ECUs may be configured to receive or send data (e.g., “update data” that may include software updates) over an in-vehicle network. For example, a session initiator (for example, a diagnostic terminal) may transfer update data to a target node, device or component, e.g., an ECU (“target ECU”) that is targeted for receiving the transferred update data. Establishment and execution of an update data transfer session (which may be referred to herein as a “transfer session”) may include preparatory steps performed by the initiator and target ECU, which steps may be characterized at being part of the following stages: a “session request stage” in which the initiator transmits a “session request” message to request a transfer session with the target ECU; a “security access stage” in which the initiator exchanges security messages with the target ECU to gain security access; and a “pre-transfer stage” in which the initiator transmits an “update start” message to the target ECU that notifies that the initiator is ready to begin transferring update data, and may include specifications regarding the upcoming update data transfer, for example size of the update data.
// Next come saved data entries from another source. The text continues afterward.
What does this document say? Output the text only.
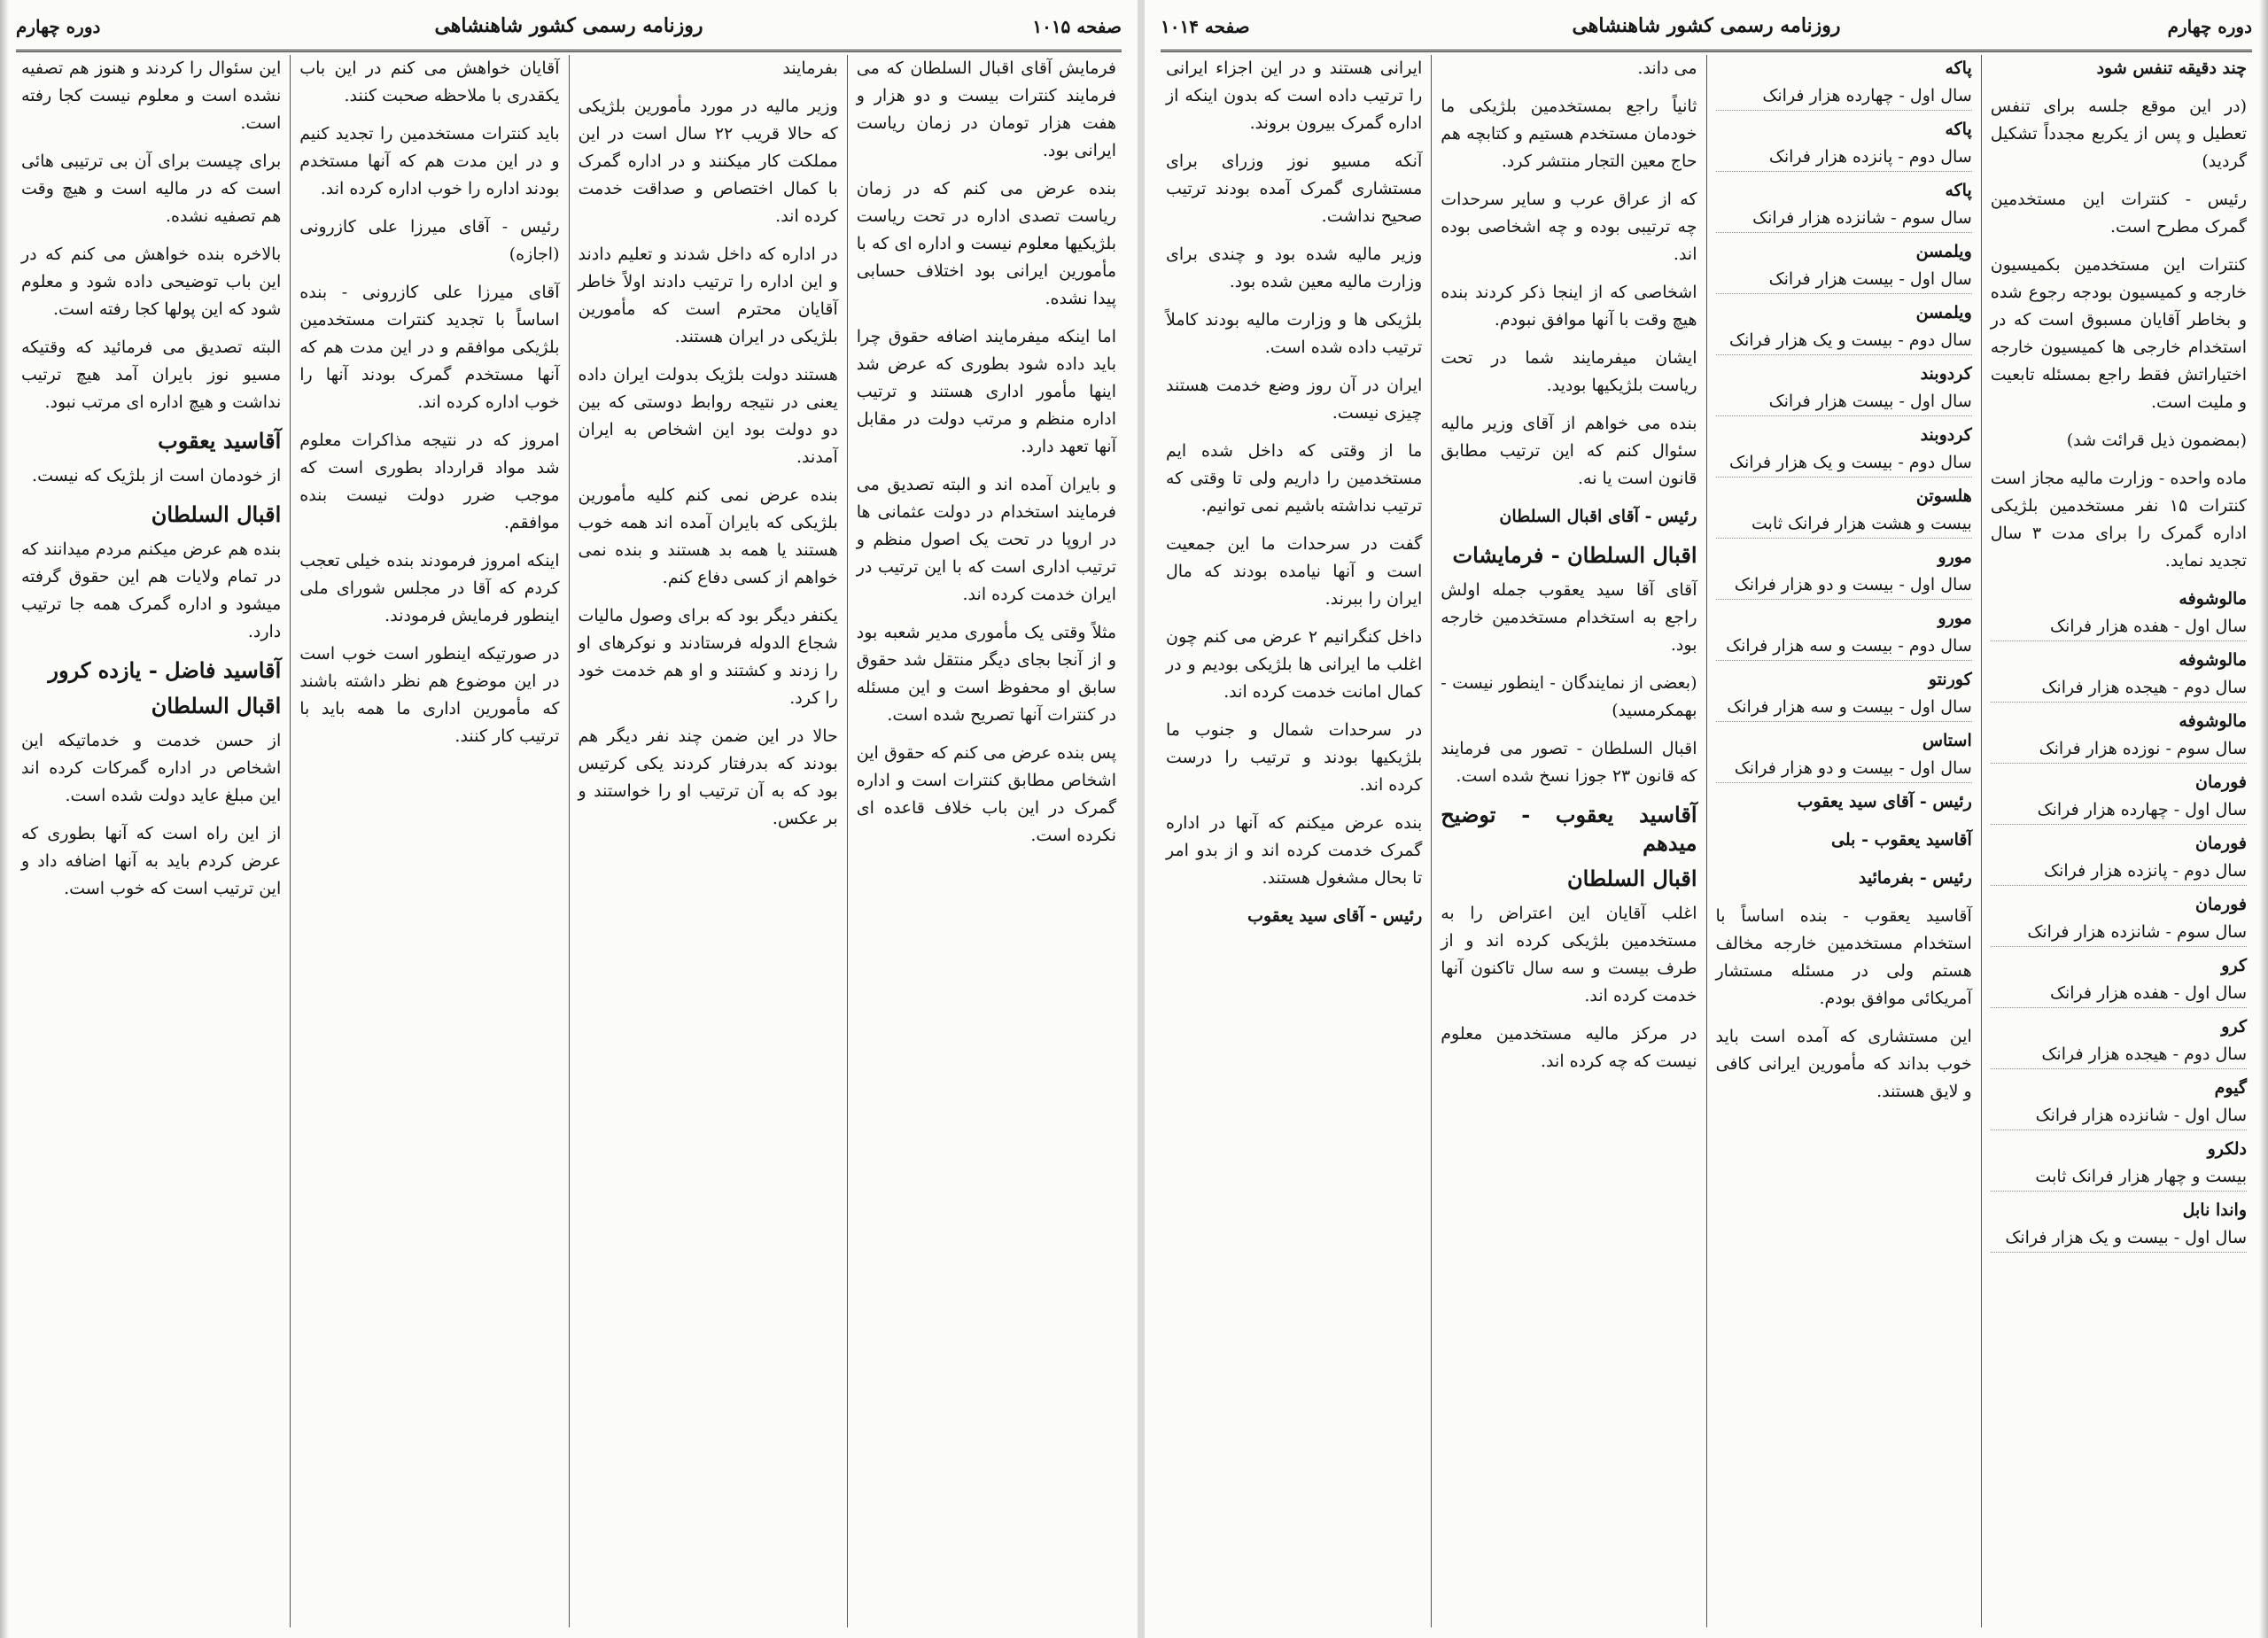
دوره چهارم	روزنامه رسمی کشور شاهنشاهی	صفحه ۱۰۱۵

فرمایش آقای اقبال السلطان که می فرمایند کنترات بیست و دو هزار و هفت هزار تومان در زمان ریاست ایرانی بود.

بنده عرض می کنم که در زمان ریاست تصدی اداره در تحت ریاست بلژیکیها معلوم نیست و اداره ای که با مأمورین ایرانی بود اختلاف حسابی پیدا نشده.

اما اینکه میفرمایند اضافه حقوق چرا باید داده شود بطوری که عرض شد اینها مأمور اداری هستند و ترتیب اداره منظم و مرتب دولت در مقابل آنها تعهد دارد.

و بایران آمده اند و البته تصدیق می فرمایند استخدام در دولت عثمانی ها در اروپا در تحت یک اصول منظم و ترتیب اداری است که با این ترتیب در ایران خدمت کرده اند.

مثلاً وقتی یک مأموری مدیر شعبه بود و از آنجا بجای دیگر منتقل شد حقوق سابق او محفوظ است و این مسئله در کنترات آنها تصریح شده است.

پس بنده عرض می کنم که حقوق این اشخاص مطابق کنترات است و اداره گمرک در این باب خلاف قاعده ای نکرده است.

بفرمایند

وزیر مالیه در مورد مأمورین بلژیکی که حالا قریب ۲۲ سال است در این مملکت کار میکنند و در اداره گمرک با کمال اختصاص و صداقت خدمت کرده اند.

در اداره که داخل شدند و تعلیم دادند و این اداره را ترتیب دادند اولاً خاطر آقایان محترم است که مأمورین بلژیکی در ایران هستند.

هستند دولت بلژیک بدولت ایران داده یعنی در نتیجه روابط دوستی که بین دو دولت بود این اشخاص به ایران آمدند.

بنده عرض نمی کنم کلیه مأمورین بلژیکی که بایران آمده اند همه خوب هستند یا همه بد هستند و بنده نمی خواهم از کسی دفاع کنم.

یکنفر دیگر بود که برای وصول مالیات شجاع الدوله فرستادند و نوکرهای او را زدند و کشتند و او هم خدمت خود را کرد.

حالا در این ضمن چند نفر دیگر هم بودند که بدرفتار کردند یکی کرتیس بود که به آن ترتیب او را خواستند و بر عکس.

آقایان خواهش می کنم در این باب یکقدری با ملاحظه صحبت کنند.

باید کنترات مستخدمین را تجدید کنیم و در این مدت هم که آنها مستخدم بودند اداره را خوب اداره کرده اند.

رئیس - آقای میرزا علی کازرونی (اجازه)

آقای میرزا علی کازرونی - بنده اساساً با تجدید کنترات مستخدمین بلژیکی موافقم و در این مدت هم که آنها مستخدم گمرک بودند آنها را خوب اداره کرده اند.

امروز که در نتیجه مذاکرات معلوم شد مواد قرارداد بطوری است که موجب ضرر دولت نیست بنده موافقم.

اینکه امروز فرمودند بنده خیلی تعجب کردم که آقا در مجلس شورای ملی اینطور فرمایش فرمودند.

در صورتیکه اینطور است خوب است در این موضوع هم نظر داشته باشند که مأمورین اداری ما همه باید با ترتیب کار کنند.

این سئوال را کردند و هنوز هم تصفیه نشده است و معلوم نیست کجا رفته است.

برای چیست برای آن بی ترتیبی هائی است که در مالیه است و هیچ وقت هم تصفیه نشده.

بالاخره بنده خواهش می کنم که در این باب توضیحی داده شود و معلوم شود که این پولها کجا رفته است.

البته تصدیق می فرمائید که وقتیکه مسیو نوز بایران آمد هیچ ترتیب نداشت و هیچ اداره ای مرتب نبود.

آقاسید یعقوب

از خودمان است از بلژیک که نیست.

اقبال السلطان

بنده هم عرض میکنم مردم میدانند که در تمام ولایات هم این حقوق گرفته میشود و اداره گمرک همه جا ترتیب دارد.

آقاسید فاضل - یازده کرور
اقبال السلطان

از حسن خدمت و خدماتیکه این اشخاص در اداره گمرکات کرده اند این مبلغ عاید دولت شده است.

از این راه است که آنها بطوری که عرض کردم باید به آنها اضافه داد و این ترتیب است که خوب است.

صفحه ۱۰۱۴	روزنامه رسمی کشور شاهنشاهی	دوره چهارم

چند دقیقه تنفس شود

(در این موقع جلسه برای تنفس تعطیل و پس از یکربع مجدداً تشکیل گردید)

رئیس - کنترات این مستخدمین گمرک مطرح است.

کنترات این مستخدمین بکمیسیون خارجه و کمیسیون بودجه رجوع شده و بخاطر آقایان مسبوق است که در استخدام خارجی ها کمیسیون خارجه اختیاراتش فقط راجع بمسئله تابعیت و ملیت است.

(بمضمون ذیل قرائت شد)

ماده واحده - وزارت مالیه مجاز است کنترات ۱۵ نفر مستخدمین بلژیکی اداره گمرک را برای مدت ۳ سال تجدید نماید.

مالوشوفه
سال اول - هفده هزار فرانک
مالوشوفه
سال دوم - هیجده هزار فرانک
مالوشوفه
سال سوم - نوزده هزار فرانک
فورمان
سال اول - چهارده هزار فرانک
فورمان
سال دوم - پانزده هزار فرانک
فورمان
سال سوم - شانزده هزار فرانک
کرو
سال اول - هفده هزار فرانک
کرو
سال دوم - هیجده هزار فرانک
گیوم
سال اول - شانزده هزار فرانک
دلکرو
بیست و چهار هزار فرانک ثابت
واندا نابل
سال اول - بیست و یک هزار فرانک
پاکه
سال اول - چهارده هزار فرانک
پاکه
سال دوم - پانزده هزار فرانک
پاکه
سال سوم - شانزده هزار فرانک
ویلمسن
سال اول - بیست هزار فرانک
ویلمسن
سال دوم - بیست و یک هزار فرانک
کردوبند
سال اول - بیست هزار فرانک
کردوبند
سال دوم - بیست و یک هزار فرانک
هلسوتن
بیست و هشت هزار فرانک ثابت
مورو
سال اول - بیست و دو هزار فرانک
مورو
سال دوم - بیست و سه هزار فرانک
کورنتو
سال اول - بیست و سه هزار فرانک
استاس
سال اول - بیست و دو هزار فرانک

رئیس - آقای سید یعقوب

آقاسید یعقوب - بلی

رئیس - بفرمائید

آقاسید یعقوب - بنده اساساً با استخدام مستخدمین خارجه مخالف هستم ولی در مسئله مستشار آمریکائی موافق بودم.

این مستشاری که آمده است باید خوب بداند که مأمورین ایرانی کافی و لایق هستند.

می داند.

ثانیاً راجع بمستخدمین بلژیکی ما خودمان مستخدم هستیم و کتابچه هم حاج معین التجار منتشر کرد.

که از عراق عرب و سایر سرحدات چه ترتیبی بوده و چه اشخاصی بوده اند.

اشخاصی که از اینجا ذکر کردند بنده هیچ وقت با آنها موافق نبودم.

ایشان میفرمایند شما در تحت ریاست بلژیکیها بودید.

بنده می خواهم از آقای وزیر مالیه سئوال کنم که این ترتیب مطابق قانون است یا نه.

رئیس - آقای اقبال السلطان

اقبال السلطان - فرمایشات

آقای آقا سید یعقوب جمله اولش راجع به استخدام مستخدمین خارجه بود.

(بعضی از نمایندگان - اینطور نیست - بهمکرمسید)

اقبال السلطان - تصور می فرمایند که قانون ۲۳ جوزا نسخ شده است.

آقاسید یعقوب - توضیح میدهم
اقبال السلطان

اغلب آقایان این اعتراض را به مستخدمین بلژیکی کرده اند و از طرف بیست و سه سال تاکنون آنها خدمت کرده اند.

در مرکز مالیه مستخدمین معلوم نیست که چه کرده اند.

ایرانی هستند و در این اجزاء ایرانی را ترتیب داده است که بدون اینکه از اداره گمرک بیرون بروند.

آنکه مسیو نوز وزرای برای مستشاری گمرک آمده بودند ترتیب صحیح نداشت.

وزیر مالیه شده بود و چندی برای وزارت مالیه معین شده بود.

بلژیکی ها و وزارت مالیه بودند کاملاً ترتیب داده شده است.

ایران در آن روز وضع خدمت هستند چیزی نیست.

ما از وقتی که داخل شده ایم مستخدمین را داریم ولی تا وقتی که ترتیب نداشته باشیم نمی توانیم.

گفت در سرحدات ما این جمعیت است و آنها نیامده بودند که مال ایران را ببرند.

داخل کنگرانیم ۲ عرض می کنم چون اغلب ما ایرانی ها بلژیکی بودیم و در کمال امانت خدمت کرده اند.

در سرحدات شمال و جنوب ما بلژیکیها بودند و ترتیب را درست کرده اند.

بنده عرض میکنم که آنها در اداره گمرک خدمت کرده اند و از بدو امر تا بحال مشغول هستند.

رئیس - آقای سید یعقوب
By way of example control of the transfer session between the initiator and the target ECU may follow the ISO 14229 Unified Diagnostic Services (UDS) standard or the DoIP standard. A transfer session as referred to herein may relate to any transfer, exchange or communication of data, that may be performed according to any communication, diagnostic or other protocol. A transfer session may include one or more messages.
Update data may include instructions that alter the function of the ECU. By way of example, update data may be a firmware update. Alternatively, or additionally, update data may include instruction, or data that results in instructions, for a given action to be executed by a control system comprising the ECU. As such, a malicious entity may take advantage of the software update process for example by injecting messages into a data transfer session or by hijacking a data transfer session. For example, this may allow the attacker to render ECUs inoperable or update the firmware or configuration of the target ECUs in the vehicle. For example, an attacker may wait for a transfer session to commence and once such a session is detected, the attacker may attempt to use it for malicious purposes. The attacker may wait until the authentication stage (for example the “security access” stage) of the session is over which will allow the attacker to interfere with the session even though the attacker is not able to perform a proper authentication. Another example may be that the attacker may initiate a malicious transfer session. By way of example, the update data may include a firmware update and/or instructions that reconfigure the engine unit to be less efficient, overcharge or undercharge batteries, disable or improperly activate brake units, unlock car doors, change persistent records such as the odometer or the vehicle identification number (VIN), or disable dashboard warning lights.